By coincidence, this shape models the available funding for a typical failing company over time. The green zone represents 80% of their total funds, and somewhere in this zone the main product was expected to be creating that elusive thing known as “income”.
In The Guinness Book; For The Shit I Took
As usual, I’m deep in fail territory, right up the end of the funding Long Tail. Management has decided the project will succeed at all costs, yet they don’t have the balls to keep on spending until the project is done. As the amount of money dries up, they spend less and we start to head deeper and deeper into the yellow zone.
The product was rushed off to the client as soon as a build could be coerced into working. The client is unhappy and lawyering up. Programmers are fixing bugs and salesmen are sucking cocks around the clock.

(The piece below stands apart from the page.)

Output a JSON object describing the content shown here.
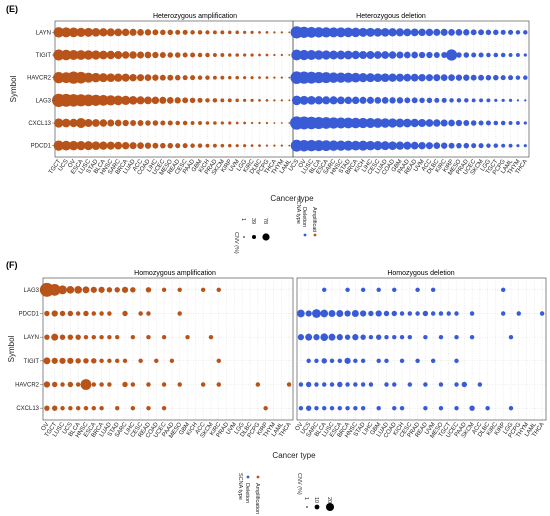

The company should have filed for bankruptcy last year, but are managing to scrape together enough funds to stay afloat. It’s a hint that cash flow is getting borderline when they need ‘a couple more days’ to find $12k for an invoice when their staffing bill is around a half-million a month. Time to start billing in advance. First law.
Take Your Broke Ass Home
They are cutting costs by random firings and writing stern emails about printer usage. This will be kept up until there is a full complement of sales, HR, and management supporting a single immigrant programmer.
If you find yourself in the long tail then recognize that you are in “totally fucked” territory. The only thing that is keeping your project going is hope and the only thing that will make it succeed is a goddamn miracle. Hope has no place in business. Know when to cut your losses and GTFO. Third law.